DIPGs are unresectable tumors due to their location in the brainstem and infiltrative nature. In addition, MRI is usually diagnostic so biopsy was often considered unnecessary and unlikely to change management. In recent years, however, there has been renewed interest in performing biopsy of these tumors with several groups increasingly advocated the safety and high diagnostic yield of biopsy.6, 32, 33 Potential benefits of biopsy include confirming the diagnosis in cases with indeterminate radiologic findings, determining specific histological characteristics to allow administration of targeted therapy, and to help in the research efforts of this tumor.

Conventional radiation therapy is the main form of treatment for DIPG. Trials using hyperfractionated radiation have not been shown to change overall survival or morbidity.
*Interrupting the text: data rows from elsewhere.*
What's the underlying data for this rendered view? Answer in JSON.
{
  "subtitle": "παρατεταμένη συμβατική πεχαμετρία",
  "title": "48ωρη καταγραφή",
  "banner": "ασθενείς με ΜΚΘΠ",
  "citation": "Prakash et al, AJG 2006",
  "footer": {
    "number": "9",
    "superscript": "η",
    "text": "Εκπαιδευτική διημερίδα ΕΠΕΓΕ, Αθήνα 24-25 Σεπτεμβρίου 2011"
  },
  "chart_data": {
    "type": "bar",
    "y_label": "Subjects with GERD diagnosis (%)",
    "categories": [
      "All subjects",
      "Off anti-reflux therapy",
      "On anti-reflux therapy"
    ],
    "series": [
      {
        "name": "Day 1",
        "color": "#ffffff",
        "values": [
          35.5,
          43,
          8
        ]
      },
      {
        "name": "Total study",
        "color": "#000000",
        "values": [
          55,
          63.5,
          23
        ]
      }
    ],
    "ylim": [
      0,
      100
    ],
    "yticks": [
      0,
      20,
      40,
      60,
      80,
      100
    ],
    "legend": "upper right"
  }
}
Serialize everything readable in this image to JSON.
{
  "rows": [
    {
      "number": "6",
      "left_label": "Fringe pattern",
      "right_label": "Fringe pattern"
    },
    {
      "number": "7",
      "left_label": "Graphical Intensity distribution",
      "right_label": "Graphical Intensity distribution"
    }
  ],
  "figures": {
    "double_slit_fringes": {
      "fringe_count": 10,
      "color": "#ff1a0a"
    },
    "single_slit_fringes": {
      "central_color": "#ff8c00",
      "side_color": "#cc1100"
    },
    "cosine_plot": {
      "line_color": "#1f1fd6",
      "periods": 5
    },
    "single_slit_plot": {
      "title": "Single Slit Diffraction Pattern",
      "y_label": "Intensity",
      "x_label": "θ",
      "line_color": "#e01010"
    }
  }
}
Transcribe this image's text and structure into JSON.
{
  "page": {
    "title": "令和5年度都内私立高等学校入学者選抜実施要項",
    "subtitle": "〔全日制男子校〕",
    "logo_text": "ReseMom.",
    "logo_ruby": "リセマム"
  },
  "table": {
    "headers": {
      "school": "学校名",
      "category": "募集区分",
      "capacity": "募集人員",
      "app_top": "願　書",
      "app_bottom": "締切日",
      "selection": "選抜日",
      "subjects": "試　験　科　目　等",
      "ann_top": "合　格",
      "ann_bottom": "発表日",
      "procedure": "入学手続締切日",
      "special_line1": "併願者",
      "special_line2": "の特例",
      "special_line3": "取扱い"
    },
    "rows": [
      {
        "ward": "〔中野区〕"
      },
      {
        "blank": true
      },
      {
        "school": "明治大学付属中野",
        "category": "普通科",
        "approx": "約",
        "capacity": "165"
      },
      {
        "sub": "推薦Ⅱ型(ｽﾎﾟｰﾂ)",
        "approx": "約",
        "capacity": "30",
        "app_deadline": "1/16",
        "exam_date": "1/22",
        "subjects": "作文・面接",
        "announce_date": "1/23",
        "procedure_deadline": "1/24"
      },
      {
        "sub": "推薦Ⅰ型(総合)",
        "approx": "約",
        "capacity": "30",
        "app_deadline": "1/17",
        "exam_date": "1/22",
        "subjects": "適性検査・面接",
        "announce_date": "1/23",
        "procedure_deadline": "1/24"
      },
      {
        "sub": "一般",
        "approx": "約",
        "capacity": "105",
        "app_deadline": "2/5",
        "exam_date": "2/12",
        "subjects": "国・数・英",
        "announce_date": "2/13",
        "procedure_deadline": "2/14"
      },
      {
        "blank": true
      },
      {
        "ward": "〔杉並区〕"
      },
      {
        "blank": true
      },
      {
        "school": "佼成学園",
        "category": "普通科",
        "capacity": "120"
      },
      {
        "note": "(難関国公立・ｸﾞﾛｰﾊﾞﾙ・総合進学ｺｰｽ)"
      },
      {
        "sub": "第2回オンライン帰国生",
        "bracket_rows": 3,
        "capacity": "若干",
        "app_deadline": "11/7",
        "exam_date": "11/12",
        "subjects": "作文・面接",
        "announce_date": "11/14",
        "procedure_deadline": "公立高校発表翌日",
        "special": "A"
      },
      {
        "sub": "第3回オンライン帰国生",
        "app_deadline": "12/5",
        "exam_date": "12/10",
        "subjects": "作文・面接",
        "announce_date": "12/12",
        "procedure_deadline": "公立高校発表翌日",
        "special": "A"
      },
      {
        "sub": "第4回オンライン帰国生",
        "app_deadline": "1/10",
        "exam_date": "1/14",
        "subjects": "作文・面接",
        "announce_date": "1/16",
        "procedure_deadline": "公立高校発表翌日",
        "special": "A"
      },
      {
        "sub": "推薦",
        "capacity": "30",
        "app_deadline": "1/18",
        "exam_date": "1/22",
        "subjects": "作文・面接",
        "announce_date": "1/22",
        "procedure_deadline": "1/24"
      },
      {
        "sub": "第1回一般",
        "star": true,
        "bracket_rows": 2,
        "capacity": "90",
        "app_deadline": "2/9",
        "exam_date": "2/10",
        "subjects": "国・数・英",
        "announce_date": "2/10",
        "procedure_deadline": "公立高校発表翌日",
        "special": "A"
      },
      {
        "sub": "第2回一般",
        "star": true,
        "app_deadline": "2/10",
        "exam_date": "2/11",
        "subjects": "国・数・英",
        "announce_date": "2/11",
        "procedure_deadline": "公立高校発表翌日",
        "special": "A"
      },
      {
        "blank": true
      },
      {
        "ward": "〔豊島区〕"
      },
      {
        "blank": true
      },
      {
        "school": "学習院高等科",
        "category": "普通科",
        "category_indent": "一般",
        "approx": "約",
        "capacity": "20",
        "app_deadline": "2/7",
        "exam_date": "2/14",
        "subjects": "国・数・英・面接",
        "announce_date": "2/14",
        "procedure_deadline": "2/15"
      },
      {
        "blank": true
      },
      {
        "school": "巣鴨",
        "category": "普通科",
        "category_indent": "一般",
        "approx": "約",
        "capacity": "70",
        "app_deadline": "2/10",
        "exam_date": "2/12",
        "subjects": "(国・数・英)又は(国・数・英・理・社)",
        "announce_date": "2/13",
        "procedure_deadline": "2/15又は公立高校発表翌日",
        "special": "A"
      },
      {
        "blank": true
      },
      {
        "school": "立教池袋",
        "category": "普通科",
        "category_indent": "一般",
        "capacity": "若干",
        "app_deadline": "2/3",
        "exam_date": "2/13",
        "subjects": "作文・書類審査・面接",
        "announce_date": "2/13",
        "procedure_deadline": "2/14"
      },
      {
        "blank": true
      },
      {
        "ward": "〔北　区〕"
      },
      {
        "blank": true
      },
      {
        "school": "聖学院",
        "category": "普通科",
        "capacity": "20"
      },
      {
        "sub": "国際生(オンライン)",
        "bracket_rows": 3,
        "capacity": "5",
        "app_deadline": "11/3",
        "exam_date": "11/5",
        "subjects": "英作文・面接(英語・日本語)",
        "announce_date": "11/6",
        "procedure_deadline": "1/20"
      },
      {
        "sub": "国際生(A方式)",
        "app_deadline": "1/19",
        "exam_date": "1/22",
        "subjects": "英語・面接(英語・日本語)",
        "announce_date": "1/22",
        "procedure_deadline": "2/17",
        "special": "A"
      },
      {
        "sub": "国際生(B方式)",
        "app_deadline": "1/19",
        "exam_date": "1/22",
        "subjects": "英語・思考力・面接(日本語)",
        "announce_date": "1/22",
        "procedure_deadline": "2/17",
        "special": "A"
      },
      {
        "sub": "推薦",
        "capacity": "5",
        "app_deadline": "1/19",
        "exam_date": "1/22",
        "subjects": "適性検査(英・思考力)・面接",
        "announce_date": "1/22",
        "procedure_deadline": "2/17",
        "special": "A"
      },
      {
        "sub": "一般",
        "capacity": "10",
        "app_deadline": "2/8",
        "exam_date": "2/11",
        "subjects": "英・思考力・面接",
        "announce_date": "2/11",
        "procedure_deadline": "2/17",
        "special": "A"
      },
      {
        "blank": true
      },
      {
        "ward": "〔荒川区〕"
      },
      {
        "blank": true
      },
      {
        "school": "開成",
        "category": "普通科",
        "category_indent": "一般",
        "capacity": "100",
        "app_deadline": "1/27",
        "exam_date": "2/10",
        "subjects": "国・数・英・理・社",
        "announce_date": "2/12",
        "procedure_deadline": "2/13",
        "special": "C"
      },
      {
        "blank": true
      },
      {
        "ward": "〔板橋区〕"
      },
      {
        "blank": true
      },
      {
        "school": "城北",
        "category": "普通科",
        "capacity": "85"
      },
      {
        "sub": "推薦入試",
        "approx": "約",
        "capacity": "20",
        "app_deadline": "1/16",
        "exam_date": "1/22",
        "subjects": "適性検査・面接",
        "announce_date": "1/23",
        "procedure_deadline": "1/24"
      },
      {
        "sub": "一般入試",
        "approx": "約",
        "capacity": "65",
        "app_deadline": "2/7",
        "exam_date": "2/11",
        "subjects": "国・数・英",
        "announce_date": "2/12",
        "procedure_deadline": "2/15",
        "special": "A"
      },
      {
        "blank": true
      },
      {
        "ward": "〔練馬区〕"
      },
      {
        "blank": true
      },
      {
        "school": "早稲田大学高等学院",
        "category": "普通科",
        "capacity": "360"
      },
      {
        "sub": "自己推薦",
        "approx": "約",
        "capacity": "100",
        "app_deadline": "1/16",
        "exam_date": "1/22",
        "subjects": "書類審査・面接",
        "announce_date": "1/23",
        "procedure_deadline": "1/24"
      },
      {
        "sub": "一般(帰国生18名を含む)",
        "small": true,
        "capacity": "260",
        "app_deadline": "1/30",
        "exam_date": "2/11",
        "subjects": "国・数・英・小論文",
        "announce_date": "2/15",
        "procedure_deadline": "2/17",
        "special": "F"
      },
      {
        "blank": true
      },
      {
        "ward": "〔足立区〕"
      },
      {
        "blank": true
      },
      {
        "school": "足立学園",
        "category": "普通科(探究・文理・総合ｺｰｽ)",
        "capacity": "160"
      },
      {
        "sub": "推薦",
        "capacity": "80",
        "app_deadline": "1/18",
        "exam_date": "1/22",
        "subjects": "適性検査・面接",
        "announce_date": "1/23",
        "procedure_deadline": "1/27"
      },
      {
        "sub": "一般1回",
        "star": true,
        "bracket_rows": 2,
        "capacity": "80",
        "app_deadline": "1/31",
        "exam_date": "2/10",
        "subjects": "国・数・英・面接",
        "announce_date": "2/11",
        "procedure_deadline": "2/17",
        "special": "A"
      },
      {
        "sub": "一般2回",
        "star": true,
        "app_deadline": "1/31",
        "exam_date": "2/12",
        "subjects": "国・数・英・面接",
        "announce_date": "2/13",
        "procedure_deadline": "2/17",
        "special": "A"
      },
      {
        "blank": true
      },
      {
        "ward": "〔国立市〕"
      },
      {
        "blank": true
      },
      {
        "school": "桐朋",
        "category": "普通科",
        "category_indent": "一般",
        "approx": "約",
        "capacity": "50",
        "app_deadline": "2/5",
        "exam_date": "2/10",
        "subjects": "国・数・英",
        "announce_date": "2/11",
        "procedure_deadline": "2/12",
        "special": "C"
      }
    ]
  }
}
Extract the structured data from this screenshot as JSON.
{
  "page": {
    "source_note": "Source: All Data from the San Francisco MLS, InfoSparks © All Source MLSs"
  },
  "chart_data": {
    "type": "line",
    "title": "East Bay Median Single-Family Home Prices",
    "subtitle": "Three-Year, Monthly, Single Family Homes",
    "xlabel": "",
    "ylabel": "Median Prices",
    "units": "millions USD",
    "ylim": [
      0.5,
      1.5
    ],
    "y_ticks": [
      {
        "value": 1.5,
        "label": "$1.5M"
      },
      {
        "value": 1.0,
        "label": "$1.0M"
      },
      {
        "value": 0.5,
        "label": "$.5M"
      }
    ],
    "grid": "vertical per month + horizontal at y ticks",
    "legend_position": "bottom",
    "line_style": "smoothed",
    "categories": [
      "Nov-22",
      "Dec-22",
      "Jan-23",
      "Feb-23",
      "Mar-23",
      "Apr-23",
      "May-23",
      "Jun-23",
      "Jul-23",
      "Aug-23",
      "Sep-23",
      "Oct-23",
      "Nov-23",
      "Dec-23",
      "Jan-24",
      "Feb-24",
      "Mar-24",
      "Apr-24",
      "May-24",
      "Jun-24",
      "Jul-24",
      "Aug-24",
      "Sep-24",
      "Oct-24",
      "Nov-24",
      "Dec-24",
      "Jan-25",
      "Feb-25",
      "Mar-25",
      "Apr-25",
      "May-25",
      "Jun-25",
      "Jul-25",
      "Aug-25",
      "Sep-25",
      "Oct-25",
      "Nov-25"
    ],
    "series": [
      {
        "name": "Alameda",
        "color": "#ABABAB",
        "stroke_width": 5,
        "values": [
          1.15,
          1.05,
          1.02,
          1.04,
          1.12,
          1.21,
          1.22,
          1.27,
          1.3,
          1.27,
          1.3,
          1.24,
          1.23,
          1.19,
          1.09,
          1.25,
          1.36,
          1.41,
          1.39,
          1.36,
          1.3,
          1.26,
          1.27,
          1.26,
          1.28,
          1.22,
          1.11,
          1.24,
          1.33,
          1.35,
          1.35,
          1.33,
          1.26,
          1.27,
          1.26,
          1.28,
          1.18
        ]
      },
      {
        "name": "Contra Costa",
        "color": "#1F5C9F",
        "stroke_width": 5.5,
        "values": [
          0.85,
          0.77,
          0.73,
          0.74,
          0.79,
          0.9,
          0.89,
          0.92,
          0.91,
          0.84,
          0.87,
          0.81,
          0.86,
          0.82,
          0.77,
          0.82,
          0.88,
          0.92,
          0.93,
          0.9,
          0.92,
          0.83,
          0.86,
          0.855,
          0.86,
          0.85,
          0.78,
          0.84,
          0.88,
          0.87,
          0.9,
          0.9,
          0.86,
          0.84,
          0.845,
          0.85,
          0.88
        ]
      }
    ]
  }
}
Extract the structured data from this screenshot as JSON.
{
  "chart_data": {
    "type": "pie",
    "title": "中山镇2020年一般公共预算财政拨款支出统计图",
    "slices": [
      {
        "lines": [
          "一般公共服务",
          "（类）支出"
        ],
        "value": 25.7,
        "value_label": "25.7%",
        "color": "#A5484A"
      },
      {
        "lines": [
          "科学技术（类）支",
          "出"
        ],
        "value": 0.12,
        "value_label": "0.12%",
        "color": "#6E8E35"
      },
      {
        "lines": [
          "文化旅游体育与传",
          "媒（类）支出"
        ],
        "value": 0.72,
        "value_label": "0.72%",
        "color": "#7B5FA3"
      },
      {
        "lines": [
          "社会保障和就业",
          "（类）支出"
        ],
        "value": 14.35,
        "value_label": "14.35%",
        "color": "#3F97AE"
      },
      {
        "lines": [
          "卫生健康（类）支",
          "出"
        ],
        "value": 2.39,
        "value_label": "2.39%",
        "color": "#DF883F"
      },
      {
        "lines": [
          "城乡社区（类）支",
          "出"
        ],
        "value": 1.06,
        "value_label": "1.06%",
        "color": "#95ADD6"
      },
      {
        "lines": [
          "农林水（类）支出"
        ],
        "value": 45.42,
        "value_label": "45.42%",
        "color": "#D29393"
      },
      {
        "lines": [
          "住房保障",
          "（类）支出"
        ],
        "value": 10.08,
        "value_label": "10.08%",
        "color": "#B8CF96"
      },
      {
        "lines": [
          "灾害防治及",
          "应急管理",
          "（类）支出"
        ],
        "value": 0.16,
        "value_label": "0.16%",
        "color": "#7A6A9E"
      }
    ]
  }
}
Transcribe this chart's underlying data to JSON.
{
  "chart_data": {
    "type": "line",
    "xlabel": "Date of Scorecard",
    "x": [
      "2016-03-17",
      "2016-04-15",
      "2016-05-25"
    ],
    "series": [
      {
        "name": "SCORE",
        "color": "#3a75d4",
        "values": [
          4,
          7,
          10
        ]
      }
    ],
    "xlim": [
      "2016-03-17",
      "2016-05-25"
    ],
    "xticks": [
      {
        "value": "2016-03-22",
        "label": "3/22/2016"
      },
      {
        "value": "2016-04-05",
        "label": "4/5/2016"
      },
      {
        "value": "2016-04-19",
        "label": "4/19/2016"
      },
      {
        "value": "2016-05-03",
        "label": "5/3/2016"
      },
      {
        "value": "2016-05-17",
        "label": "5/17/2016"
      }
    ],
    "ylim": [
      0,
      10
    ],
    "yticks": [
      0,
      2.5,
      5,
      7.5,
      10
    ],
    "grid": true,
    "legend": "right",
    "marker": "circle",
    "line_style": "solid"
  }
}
Mandell et al. compared the effectiveness of conventional versus hyperfractionated radiotherapy in the treatment of DIPG. Patients were treated with either once a day treatment of 180 cGy per fraction to a total dose of 5400 cGy or a twice a day treatment of 117 cGy per fraction to a total dose of 7020 cGy. There was no reduction in the time to progression and no decrease in overall survival in either group.34

The use of temozolomide and other radiosensitizing chemotherapy agents have not shown much benefit to date in terms of increasing overall survival.35 No chemotherapeutic agent has yet to be shown more effective than radiation alone.36 Newer therapies such as convection-enhanced delivery (CED) of chemotherapeutic agents have shown promise. CED consists of the administration of medication directly into the tumor via a catheter placed surgically into the brainstem.37 This novel treatment is still undergoing trials and is not currently accepted as standard treatment. Another one of these novel treatment methods includes immunotherapy, which aims to induce an active systemic immune response against a tumor. Pollack and colleagues recently showed clinical response in a group of DIPG patients using a subcutaneous vaccination targeting glioma-associated antigen epitopes associated with pediatric gliomas.38

Conclusion

DIPG is a common brainstem tumor in children and remains one of the more aggressive tumors, with few patients surviving beyond one year after diagnosis. There has been little change in the poor prognosis of these tumors over the past 20 years. The combination of clinical symptoms and typical MRI findings allows a confident diagnosis in most cases. Classic findings on conventional MRI help to make the initial diagnosis. However, advanced MRI techniques are becoming more widely used and studied as additional noninvasive methods to assist clinicians in initial diagnosis and staging, monitoring disease, as well as in surgical and radiation planning. Conventional radiotherapy remains the mainstay of treatment, although novel methods of therapy such as administration of chemotherapy directly into the tumor with CED as well as immunotherapy are currently under investigation. The growing adoption of safe surgical sampling and treatment, and greater understanding of the genetic and molecular alterations that direct the biology of these tumors are likely to propel future advances in patient survival.